The former ranchland once contained several wetlands that were drained for agricultural reasons, Rule said. The wetlands will be restored and may serve as prime habitat for Spalding’s catchfly, a threatened plant that’s native to the Eastern Washington scablands.

“If this Jolly Jack piece doesn’t already have catchfly on it, we could plant it on it,” Rule said.

A restored watershed will also mean more water will flow into the refuge.

“It has several wetlands that were ditched and drained,” Rule said. “Those wetlands actually drain and flow onto the refuge.”

The acquisition is part of a comprehensive conservation plan adopted for Turnbull in 2007 which established a stewardship area of 12,000 acres around the refuge. Within that area, the refuge can pursue habitat acquisitions either through purchases, leases or easements.

The goal of the stewardship area is to keep “that landscape intact,” Rule said.

Land sales are voluntary. In 2008, the refuge sent letters to the owners of land deemed high priority expressing their willingness to buy the land.

The Jolly Jack Ranch was purchased with Federal Duck Stamp money.

Including the Jolly Jack purchase, the refuge has acquired 4,500 acres since 2007, Rule said. The refuge is expected to continue to add between 200 and 400 acres per year for the near future, Rule said, although land values are starting to go up.

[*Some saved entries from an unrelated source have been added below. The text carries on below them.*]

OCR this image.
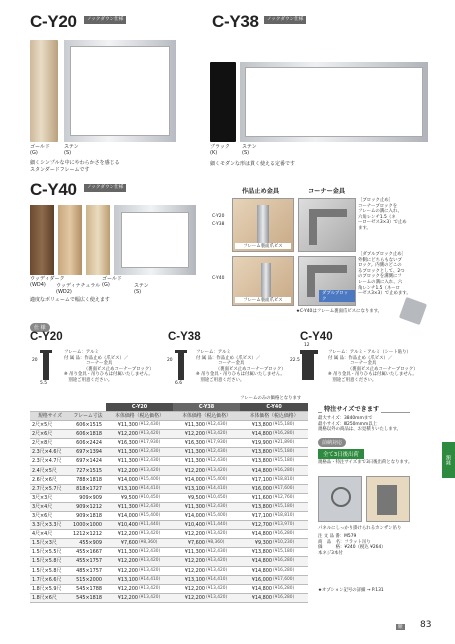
C-Y20	ノックダウン仕様
ゴールド
(G)
ステン
(S)
細くシンプルな中にやわらかさを感じる
スタンダードフレームです
C-Y38	ノックダウン仕様
ブラック
(K)
ステン
(S)
細くモダンな形は貫く使える定番です
C-Y40	ノックダウン仕様
ウッディダーク
(WD4)	ウッディナチュラル
(WD2)
ゴールド
(G)	ステン
(S)
適度なボリュームで幅広く使えます
作品止め金具	コーナー金具
C-Y20
C-Y38
フレーム裏面爪ビス
［ブロック止め］
コーナーブロックを
フレームの溝に入れ、
六角レンチ1.5（ネ
ーローゼス3×3）で止め
ます。
C-Y40
フレーム裏面爪ビス
ダブルブロック
［ダブルブロック止め］
外側にどちらもないブ
ロック。内側のどこの
るブロックとして、2つ
のブロックを溝側にフ
レームの溝に入れ、六
角レンチ1.5（ネーロ
ーゼス3×3）で止めます。
★C-Y40はフレーム裏面爪ビスになります。
仕 様
C-Y20	C-Y38	C-Y40
20
5.5
フレーム：アルミ
付 属 品：作品止め（爪ビス）／
　　　　　コーナー金具
　　　　　（裏面ビス止めコーナーブロック）
※ 吊り金具・吊りひもは付属いたしません。
　別途ご用意ください。
20
6.6
フレーム：アルミ
付 属 品：作品止め（爪ビス）／
　　　　　コーナー金具
　　　　　（裏面ビス止めコーナーブロック）
※ 吊り金具・吊りひもは付属いたしません。
　別途ご用意ください。
12
22.5
フレーム：アルミ・アルミ（シート貼り）
付 属 品：作品止め（爪ビス）／
　　　　　コーナー金具
　　　　　（裏面ビス止めコーナーブロック）
※ 吊り金具・吊りひもは付属いたしません。
　別途ご用意ください。
フレームのみの価格となります
		C-Y20		C-Y38		C-Y40	
規格サイズ	フレーム寸法	本体価格（税込価格）		本体価格（税込価格）		本体価格（税込価格）	
2尺×5尺	606×1515	¥11,300	(¥12,430)	¥11,300	(¥12,430)	¥13,800	(¥15,180)
2尺×6尺	606×1818	¥12,200	(¥13,420)	¥12,200	(¥13,420)	¥14,800	(¥16,280)
2尺×8尺	606×2424	¥16,300	(¥17,930)	¥16,300	(¥17,930)	¥19,900	(¥21,890)
2.3尺×4.6尺	697×1394	¥11,300	(¥12,430)	¥11,300	(¥12,430)	¥13,800	(¥15,180)
2.3尺×4.7尺	697×1424	¥11,300	(¥12,430)	¥11,300	(¥12,430)	¥13,800	(¥15,180)
2.4尺×5尺	727×1515	¥12,200	(¥13,420)	¥12,200	(¥13,420)	¥14,800	(¥16,280)
2.6尺×6尺	788×1818	¥14,000	(¥15,400)	¥14,000	(¥15,400)	¥17,100	(¥18,810)
2.7尺×5.7尺	818×1727	¥13,100	(¥14,410)	¥13,100	(¥14,410)	¥16,000	(¥17,600)
3尺×3尺	909×909	¥9,500	(¥10,450)	¥9,500	(¥10,450)	¥11,600	(¥12,760)
3尺×4尺	909×1212	¥11,300	(¥12,430)	¥11,300	(¥12,430)	¥13,800	(¥15,180)
3尺×6尺	909×1818	¥14,000	(¥15,400)	¥14,000	(¥15,400)	¥17,100	(¥18,810)
3.3尺×3.3尺	1000×1000	¥10,400	(¥11,440)	¥10,400	(¥11,440)	¥12,700	(¥13,970)
4尺×4尺	1212×1212	¥12,200	(¥13,420)	¥12,200	(¥13,420)	¥14,800	(¥16,280)
1.5尺×3尺	455×909	¥7,600	(¥8,360)	¥7,600	(¥8,360)	¥9,300	(¥10,230)
1.5尺×5.5尺	455×1667	¥11,300	(¥12,430)	¥11,300	(¥12,430)	¥13,800	(¥15,180)
1.5尺×5.8尺	455×1757	¥12,200	(¥13,420)	¥12,200	(¥13,420)	¥14,800	(¥16,280)
1.5尺×5.8尺	485×1757	¥12,200	(¥13,420)	¥12,200	(¥13,420)	¥14,800	(¥16,280)
1.7尺×6.6尺	515×2000	¥13,100	(¥14,410)	¥13,100	(¥14,410)	¥16,000	(¥17,600)
1.8尺×5.9尺	545×1788	¥12,200	(¥13,420)	¥12,200	(¥13,420)	¥14,800	(¥16,280)
1.8尺×6尺	545×1818	¥12,200	(¥13,420)	¥12,200	(¥13,420)	¥14,800	(¥16,280)
特注サイズできます
最大サイズ：3840mmまで
最小サイズ：Ⅲ250mmm以上
規格以外の商品は、お見積りいたします。
前納対応
全て3日後出荷
規格品・特注サイズまで3日後出荷となります。
パネルにしっかり掛けられるカンザン吊り
注 文 品 番：M579
商　品　名：フラット吊り
価　　　格：¥240（税込 ¥264）
本ネジ3本付
★オプション記号の詳細 → P.131
額縁
額 83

“Jolly Jack was definitely the largest track that we’ve acquired so far,” Rule said.

Chris Bonsignore, Ducks Unlimited’s manager for conservation programs in Spokane, said his organization supports the continued expansion of Turnbull, even if it isn’t playing a direct role.

“DU generally supports Turnbull’s protection of important habitats in the Channeled Scablands, particularly when it benefits waterfowl and provides expanded opportunities for public recreation and education,” he said in an email.

Spokane County parks planner Paul Knowles said the acquisition fits into the larger regional effort to preserve and protect natural areas.

“Habitat connectivity and creating larger areas of conserved habitat are key factors in maintaining long-term biodiversity in this region,” he said in an email.